Bob Rodriguez on the Dangers in Today's Markets

Bob Rodriguez

Bob Rodriguez, CFA, is the managing partner and chief executive officer of First Pacific Advisors. Based in Los Angeles, FPA manages $19 billion across five equity strategies and one fixed-income strategy. Bob joined the firm in 1983. He currently serves in a supporting role to the research and portfolio management teams for the Small/Mid-Cap Absolute Value (including FPA Capital) and Absolute Fixed Income (including FPA New Income) strategies, both of which he established in 1984.

I spoke with Bob on February 14.

You’ve handed off the management of the FPA Capital Fund and the FPA New Income Fund to others. What are your new responsibilities, and do you miss running a fund?

My responsibilities are as CEO and managing director, as well as an advisor to the funds and product groups I formerly managed. The firm has grown rapidly over the last several years. We expanded the management committee by the addition of Steven Romick in early 2009, who manages the Contrarian Value Strategy (including the FPA Crescent Fund). That was in preparation for my sabbatical in 2010.

I think more about larger issues. I pester my successors with comments and suggestions, but I am not in what I would call the security-specific selection arena, other than if I see them doing something in an area where I have some knowledge, I will provide free advice – which is worth about as much as I charge.

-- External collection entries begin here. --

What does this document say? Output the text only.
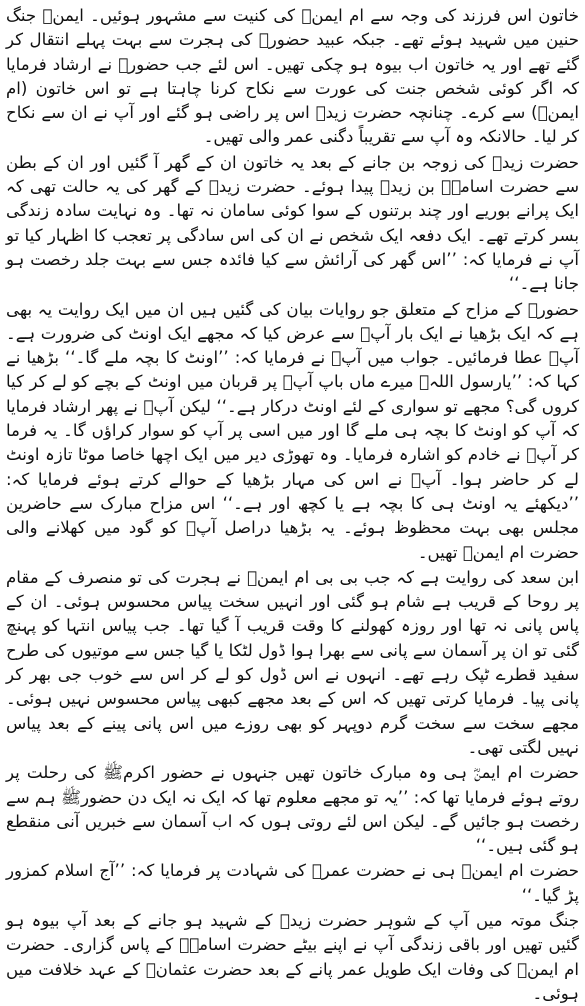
خاتون اس فرزند کی وجہ سے ام ایمنؓ کی کنیت سے مشہور ہوئیں۔ ایمنؓ جنگ حنین میں شہید ہوئے تھے۔ جبکہ عبید حضورﷺ کی ہجرت سے بہت پہلے انتقال کر گئے تھے اور یہ خاتون اب بیوہ ہو چکی تھیں۔ اس لئے جب حضورﷺ نے ارشاد فرمایا کہ اگر کوئی شخص جنت کی عورت سے نکاح کرنا چاہتا ہے تو اس خاتون (ام ایمنؓ) سے کرے۔ چنانچہ حضرت زیدؓ اس پر راضی ہو گئے اور آپ نے ان سے نکاح کر لیا۔ حالانکہ وہ آپ سے تقریباً دگنی عمر والی تھیں۔

حضرت زیدؓ کی زوجہ بن جانے کے بعد یہ خاتون ان کے گھر آ گئیں اور ان کے بطن سے حضرت اسامہؓ بن زیدؓ پیدا ہوئے۔ حضرت زیدؓ کے گھر کی یہ حالت تھی کہ ایک پرانے بوریے اور چند برتنوں کے سوا کوئی سامان نہ تھا۔ وہ نہایت سادہ زندگی بسر کرتے تھے۔ ایک دفعہ ایک شخص نے ان کی اس سادگی پر تعجب کا اظہار کیا تو آپ نے فرمایا کہ: ’’اس گھر کی آرائش سے کیا فائدہ جس سے بہت جلد رخصت ہو جانا ہے۔‘‘

حضورﷺ کے مزاح کے متعلق جو روایات بیان کی گئیں ہیں ان میں ایک روایت یہ بھی ہے کہ ایک بڑھیا نے ایک بار آپﷺ سے عرض کیا کہ مجھے ایک اونٹ کی ضرورت ہے۔ آپﷺ عطا فرمائیں۔ جواب میں آپﷺ نے فرمایا کہ: ’’اونٹ کا بچہ ملے گا۔‘‘ بڑھیا نے کہا کہ: ’’یارسول اللہﷺ میرے ماں باپ آپﷺ پر قربان میں اونٹ کے بچے کو لے کر کیا کروں گی؟ مجھے تو سواری کے لئے اونٹ درکار ہے۔‘‘ لیکن آپﷺ نے پھر ارشاد فرمایا کہ آپ کو اونٹ کا بچہ ہی ملے گا اور میں اسی پر آپ کو سوار کراؤں گا۔ یہ فرما کر آپﷺ نے خادم کو اشارہ فرمایا۔ وہ تھوڑی دیر میں ایک اچھا خاصا موٹا تازہ اونٹ لے کر حاضر ہوا۔ آپﷺ نے اس کی مہار بڑھیا کے حوالے کرتے ہوئے فرمایا کہ: ’’دیکھئے یہ اونٹ ہی کا بچہ ہے یا کچھ اور ہے۔‘‘ اس مزاح مبارک سے حاضرین مجلس بھی بہت محظوظ ہوئے۔ یہ بڑھیا دراصل آپﷺ کو گود میں کھلانے والی حضرت ام ایمنؓ تھیں۔

ابن سعد کی روایت ہے کہ جب بی بی ام ایمنؓ نے ہجرت کی تو منصرف کے مقام پر روحا کے قریب ہے شام ہو گئی اور انہیں سخت پیاس محسوس ہوئی۔ ان کے پاس پانی نہ تھا اور روزہ کھولنے کا وقت قریب آ گیا تھا۔ جب پیاس انتہا کو پہنچ گئی تو ان پر آسمان سے پانی سے بھرا ہوا ڈول لٹکا یا گیا جس سے موتیوں کی طرح سفید قطرے ٹپک رہے تھے۔ انہوں نے اس ڈول کو لے کر اس سے خوب جی بھر کر پانی پیا۔ فرمایا کرتی تھیں کہ اس کے بعد مجھے کبھی پیاس محسوس نہیں ہوئی۔ مجھے سخت سے سخت گرم دوپہر کو بھی روزے میں اس پانی پینے کے بعد پیاس نہیں لگتی تھی۔

حضرت ام ایمنؓ ہی وہ مبارک خاتون تھیں جنہوں نے حضور اکرمﷺ کی رحلت پر روتے ہوئے فرمایا تھا کہ: ’’یہ تو مجھے معلوم تھا کہ ایک نہ ایک دن حضورﷺ ہم سے رخصت ہو جائیں گے۔ لیکن اس لئے روتی ہوں کہ اب آسمان سے خبریں آنی منقطع ہو گئی ہیں۔‘‘

حضرت ام ایمنؓ ہی نے حضرت عمرؓ کی شہادت پر فرمایا کہ: ’’آج اسلام کمزور پڑ گیا۔‘‘

جنگ موتہ میں آپ کے شوہر حضرت زیدؓ کے شہید ہو جانے کے بعد آپ بیوہ ہو گئیں تھیں اور باقی زندگی آپ نے اپنے بیٹے حضرت اسامہؓ کے پاس گزاری۔ حضرت ام ایمنؓ کی وفات ایک طویل عمر پانے کے بعد حضرت عثمانؓ کے عہد خلافت میں ہوئی۔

Do I miss managing money? Not particularly. I look at the time that I was off on my sabbatical and came back, and nothing has really changed. There was a major financial collapse with a desperate need for liquidity.

I have said to pension funds that you never know the value of liquidity until you need it or don't have access to it. They tended to get a sense of that in the credit collapse. Here in 2011 and 2012, memories are exceedingly short, and the bad behaviors that I saw before are alive and well today. It is a very difficult time to be managing money, particularly with the high-volatility, risk-on/risk-off environment that we are in.

I am going to come to some of the macro issues in a bit, but first, in the beginning of December last year you launched your first new fund in 25 years, the FPA International Value Fund. Why at that time?

We had been looking internationally at company-specific data. What portion of corporate revenues is international? How can that benefit our investments? Since many of us at the firm believed that the recovery growth rates in the US would be very much substandard, could we gain something more in this area?

The opportunity came via Steven Romick when Pierre O. Py and Eric Bakota became available. We went through a long vetting process that lasted for eight months. In all things, at FPA we wanted to create an environment that would enable long-term success for the strategy. We have committed to building it over time and very pleased with their progress thus far. Their style fits very much with many of the styles and philosophies at FPA. The cultural and investment fit is right and we are excited about the prospects for the strategy.

Let’s talk about investing style. You were forecasting a global financial meltdown starting as early as 2007, and you moved to a large cash position. And for this prudence you received shareholder criticism and redemptions. From a business – but not necessarily an investing point of view – does it make sense to take an extreme position away from the consensus?

That is always a hard question to answer. When I speak to graduate students at the University of Southern California, I say, “Each of you is going to have to answer that question yourself.” For me, investing comes first and what happens to the business comes second. If I didn't pay attention and do what was right investment-wise, I wouldn't have a business longer-term.

I got an early test of that in the 1980s, when a client terminated me and the account was one of the best at our firm. It represented a 50% to 60% loss of business in one day. It was because I was not willing to pay kickbacks to keep the account. I said, “What more can happen to me than that?”

In one way it was very negative, but in another way it was very freeing. I have never looked back.

In 2007, we went to our separate account clients and said, “We're taking the cash up. Your choice is either to stay or leave.” Fortunately, they all stayed. That doesn't mean they didn't redeem some portion of their capital.

The volatility was highest in my equity mutual fund. It makes managing a fund more difficult, when you have sizeable shareholder redemptions. In 2007-2009, if I did not have a large cash position, I would have been selling into a very negative market environment, thereby hurting our own investments and harming our existing shareholders. I have no regrets about holding cash, and I don't think there were a lot of fund managers who did this.